Come afferma Siegfried J. Schmidt, uno dei più lucidi studiosi dei meccanismi della comunicazione, il rapporto arte e pubblicità è un flirt tra due sistemi diversi che fanno parte di un sistema più generale, in cui l'arte si serve degli elementi messi a disposizione dalla pubblicità, mentre la grande efficacia comunicativa dei modelli pubblicitari è utilizzata per veicolare contenuti e messaggi artistici. Pertanto non è sbagliato rintracciarne le radici in quei cambiamenti sociali, economici e politici che hanno caratterizzato l’Ottocento, innescando un processo irreversibile di trasformazione dei principi stessi del fare arte, in cui non sono estranei la riproducibilità tecnica e l’aumento del consumo, la diffusione dell’informazione e la trasformazione del concetto di merce.  Ed anche se non sempre oggi è facile stabilire quanto il contenuto artistico si preservi all'interno di operazioni squisitamente commerciali, in cui la creatività dell'artista è spesso l’input per giustificare una logica di consumo fine a se stesso, certamente l’obiettivo è comunque produrre un sottile sfasamento, un divario impercettibile ma capace di indurre ad una riflessione sul ruolo dell’arte nella società contemporanea, costruita sulle rigide regole di una globalizzazione conquistata innalzando barriere e creando discriminazioni, in cui a dominare è la contraddittoria necessità di apparire in conformità ai criteri imposti da pochi, tanto che ormai il dover essere è sempre più importante dell’essere. Non sbalordisce quindi l’opinione di chi sostiene che l’arte non sia che un’anacronistica espressione del passato, destinata semmai a sopravvivere a se stessa solo abdicando al suo originario ruolo, né tanto meno sorprende la convinzione di chi ritiene che l’arte sia destinata a confondersi senza soluzione di continuità nella prosaicità quotidiana e che anzi rischierebbe di sparire del tutto come attività autonoma, fagocitata dai mass media, dopo averne assunto i linguaggi e le strategie comunicative.

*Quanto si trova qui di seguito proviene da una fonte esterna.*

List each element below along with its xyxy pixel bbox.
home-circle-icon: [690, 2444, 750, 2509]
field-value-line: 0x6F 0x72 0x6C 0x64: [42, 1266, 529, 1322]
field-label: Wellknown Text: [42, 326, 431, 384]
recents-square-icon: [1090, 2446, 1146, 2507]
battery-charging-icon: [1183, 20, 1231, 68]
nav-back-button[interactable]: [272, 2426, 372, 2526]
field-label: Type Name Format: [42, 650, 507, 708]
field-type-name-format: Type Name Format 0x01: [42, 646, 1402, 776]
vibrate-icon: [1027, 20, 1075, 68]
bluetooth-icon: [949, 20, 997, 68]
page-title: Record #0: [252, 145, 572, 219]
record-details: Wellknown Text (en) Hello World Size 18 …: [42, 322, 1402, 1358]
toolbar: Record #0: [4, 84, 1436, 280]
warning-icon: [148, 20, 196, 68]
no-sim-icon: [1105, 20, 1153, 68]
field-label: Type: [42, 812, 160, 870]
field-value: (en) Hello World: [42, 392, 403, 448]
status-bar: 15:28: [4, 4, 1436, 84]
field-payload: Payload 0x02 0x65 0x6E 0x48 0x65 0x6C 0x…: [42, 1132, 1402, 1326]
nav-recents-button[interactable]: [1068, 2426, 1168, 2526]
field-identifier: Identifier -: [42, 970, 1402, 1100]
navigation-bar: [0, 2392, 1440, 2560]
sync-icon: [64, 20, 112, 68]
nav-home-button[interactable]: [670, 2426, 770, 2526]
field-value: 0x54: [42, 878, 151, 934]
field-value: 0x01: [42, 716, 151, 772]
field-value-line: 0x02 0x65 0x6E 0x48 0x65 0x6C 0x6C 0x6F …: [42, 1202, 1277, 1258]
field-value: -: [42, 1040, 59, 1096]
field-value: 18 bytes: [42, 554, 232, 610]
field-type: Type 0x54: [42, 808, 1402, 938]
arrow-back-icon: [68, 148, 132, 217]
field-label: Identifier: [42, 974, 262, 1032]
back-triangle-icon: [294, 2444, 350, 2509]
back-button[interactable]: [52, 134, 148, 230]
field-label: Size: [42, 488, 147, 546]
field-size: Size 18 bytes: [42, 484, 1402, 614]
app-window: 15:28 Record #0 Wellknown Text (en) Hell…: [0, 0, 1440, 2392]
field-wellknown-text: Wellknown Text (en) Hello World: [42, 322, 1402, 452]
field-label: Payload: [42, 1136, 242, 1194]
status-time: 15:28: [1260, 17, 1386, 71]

Certo né Fortunato Depero, quando fin dagli anni ’20 lavora per Strega, Campari ed altre ditte italiane, utilizzando lo spirito giocoso e la levità che andava sperimentando dagli anni del Manifesto Ricostruzione futurista dell’universo, firmato con Balla nel 1915, néRené Manritte, quando realizza nel 1924 un poster per l'Alfa Romeo, o ancora Man Ray, quando nel ’32 mette a punto una pubblicità per la metropolitana di Londra, e Victor Vasarely, che nel 1946 crea la pubblicità dell'Air France, oppure Giorgio De Chirico, quando lavora per la Fiat, e infine Bruno Munari, che reclamizza il Campari, avrebbero mai immaginato che solo pochi anni dopo con la Pop Art si sarebbe compiuto il definitivo attraversamento di frontiera fra high e low, per poi arrivare a Damien Hirst, che con spirito dissacratorio e grande capacità di autopromozione avrebbe affermato: “Io credo che diventare un marchio di fabbrica sia un momento importante della vita. È il mondo nel quale viviamo. Devi averci a che fare, capirlo e cavalcarlo. Fino a quando non diventi la proiezione di te stesso, non sarai in grado di fare altri Damien Hirst”.